I want to prove the following statement:
Let $f:F \to G$ be a homomorphism of sheaves. Let $(U_i)_{i \in I}$ be an open coverage of $X$, such that $f|{U_i}: F|U_i \to G|U_i$ is an isomorphism for all $i$. Then $f$ is an isomorphism.
(A homomorphism of sheaves $f: F \to G$ is an indexed family $f = (f_U)_{U \subset X \text{ open}}$, $F(U) \to G(U)$, such that $$ \require{AMScd} \begin{CD} F(U) @>{f_U}>> G(U)\\ @VVV @VVV \\ F(V) @>{f_V}>> G(V) \end{CD} $$ is commutative ($V \subset U$ open). Isomorphism means: $f|_U$ is bijective for all $U$.)
What I tried
I looked at $$ \require{AMScd} \begin{CD} F(U) @>{f_U}>> G(U)\\ @VVV @VVV \\ F(U_i \cap U) @>{}>> G(U_i \cap U) \end{CD} $$ and $$ \require{AMScd} \begin{CD} F(U_i) @>{}>> G(U_i)\\ @VVV @VVV \\ F(U_i \cap U) @>{}>> G(U_i \cap U) \end{CD} $$
I picked $s,\tilde{s} \in F(U)$ with $s \neq \tilde{s}$ and tried to show $f_U(s) \neq f_U(\tilde{s})$ (for injective) by going through the diagrams. However, I failed. Same for surjective. Is this the right way to prove this?
The professor left this in the lecture unproved and I thought it is a good exercise to prove it since I'm not familiar with this yet. Also the professor claims that the statement is not true if $F,G$ are only presheaves. Is that true?

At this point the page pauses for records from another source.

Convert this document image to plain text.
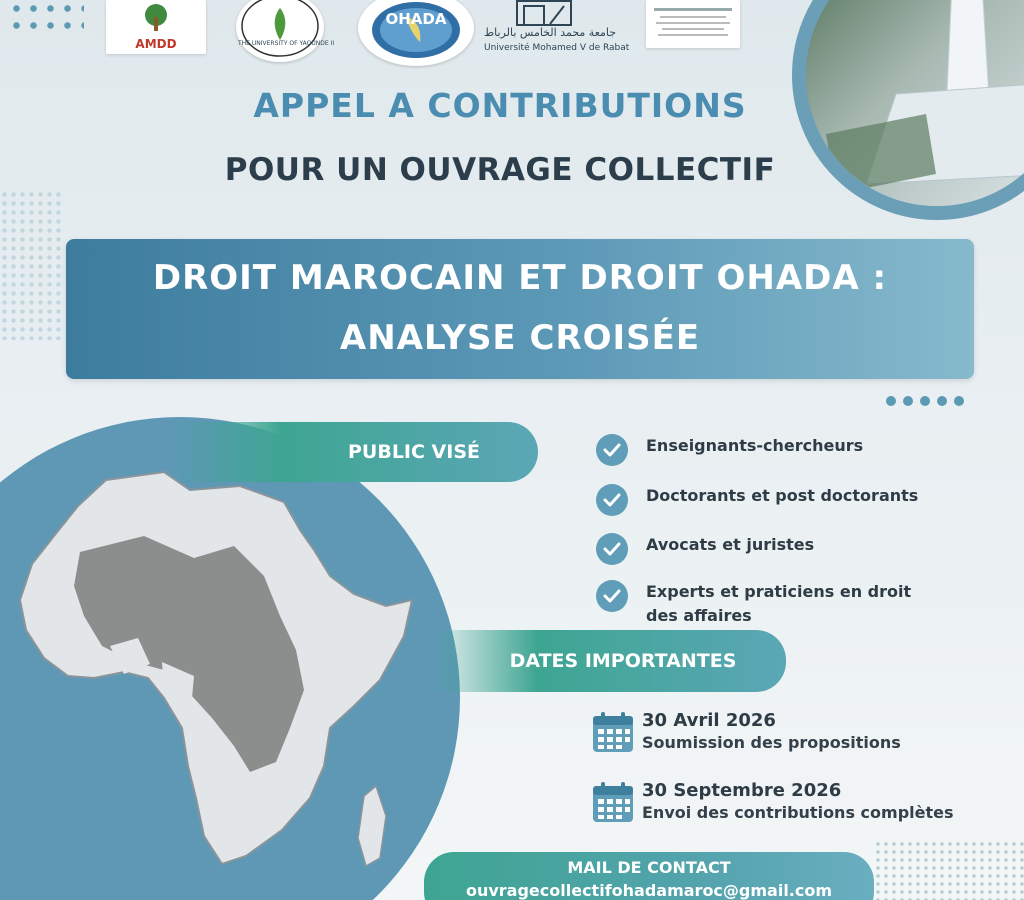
AMDD	THE UNIVERSITY OF YAOUNDE II
OHADA
جامعة محمد الخامس بالرباط
Université Mohamed V de Rabat
APPEL A CONTRIBUTIONS
POUR UN OUVRAGE COLLECTIF
DROIT MAROCAIN ET DROIT OHADA :
ANALYSE CROISÉE
PUBLIC VISÉ	Enseignants-chercheurs
Doctorants et post doctorants
Avocats et juristes
Experts et praticiens en droit des affaires
DATES IMPORTANTES
30 Avril 2026
Soumission des propositions
30 Septembre 2026
Envoi des contributions complètes
MAIL DE CONTACT
ouvragecollectifohadamaroc@gmail.com
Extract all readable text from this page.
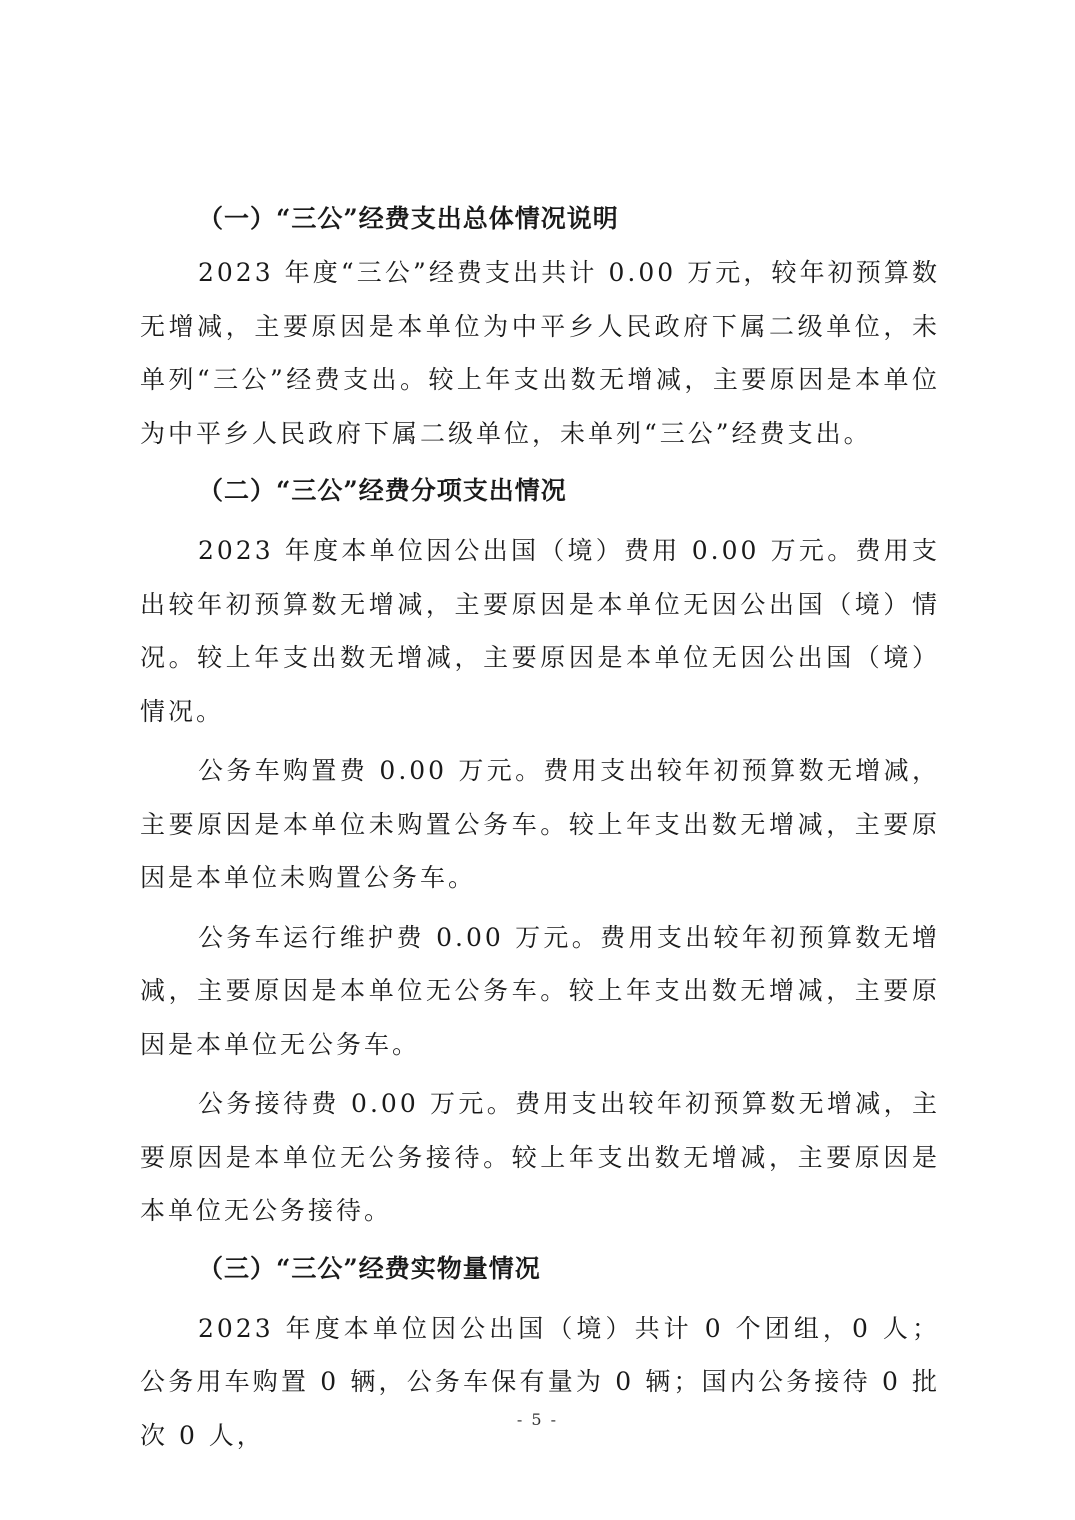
（一）“三公”经费支出总体情况说明

2023 年度“三公”经费支出共计 0.00 万元，较年初预算数无增减，主要原因是本单位为中平乡人民政府下属二级单位，未单列“三公”经费支出。较上年支出数无增减，主要原因是本单位为中平乡人民政府下属二级单位，未单列“三公”经费支出。

（二）“三公”经费分项支出情况

2023 年度本单位因公出国（境）费用 0.00 万元。费用支出较年初预算数无增减，主要原因是本单位无因公出国（境）情况。较上年支出数无增减，主要原因是本单位无因公出国（境）情况。

公务车购置费 0.00 万元。费用支出较年初预算数无增减，主要原因是本单位未购置公务车。较上年支出数无增减，主要原因是本单位未购置公务车。

公务车运行维护费 0.00 万元。费用支出较年初预算数无增减，主要原因是本单位无公务车。较上年支出数无增减，主要原因是本单位无公务车。

公务接待费 0.00 万元。费用支出较年初预算数无增减，主要原因是本单位无公务接待。较上年支出数无增减，主要原因是本单位无公务接待。

（三）“三公”经费实物量情况

2023 年度本单位因公出国（境）共计 0 个团组，0 人；公务用车购置 0 辆，公务车保有量为 0 辆；国内公务接待 0 批次 0 人，

- 5 -
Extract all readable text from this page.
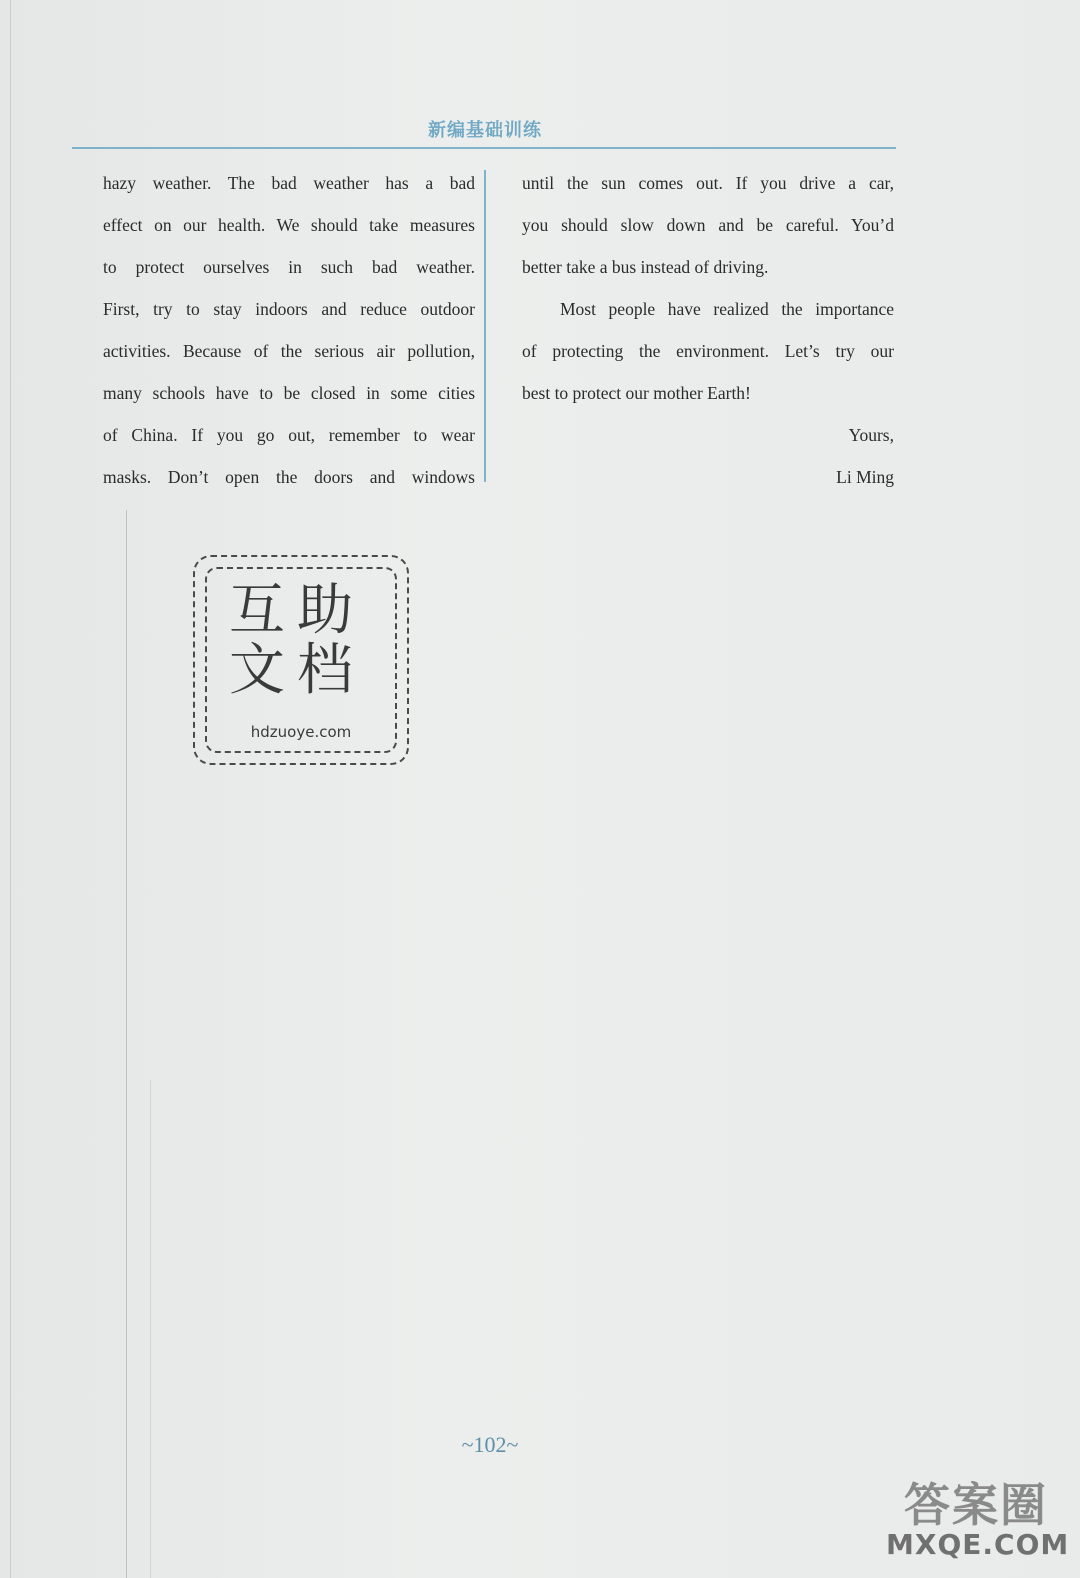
新编基础训练
hazy weather. The bad weather has a bad
effect on our health. We should take measures
to protect ourselves in such bad weather.
First, try to stay indoors and reduce outdoor
activities. Because of the serious air pollution,
many schools have to be closed in some cities
of China. If you go out, remember to wear
masks. Don’t open the doors and windows
until the sun comes out. If you drive a car,
you should slow down and be careful. You’d
better take a bus instead of driving.
Most people have realized the importance
of protecting the environment. Let’s try our
best to protect our mother Earth!
Yours,
Li Ming
互助
文档
hdzuoye.com
~102~
答案圈
MXQE.COM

The proof should go like this:
You can test an homomorphism of sheaves to be an isomorphism by looking at the stalks at each point. If $x \in U_i \subset X$ is given, the induced map $F_x \to G_x$ does not depend on whether you derive it from $f$ or from $f_{|U_i}$.
Here is a counterexample for the presheaf-case: Take $X$ to be the union of two discrete points and $F$ to be the constant presheaf $\mathbb Z$ on $X$. Let $G$ be the associated sheaf. The natural map $F \to G$ is not an isomorphism of presheaves but an isomorphism on both points.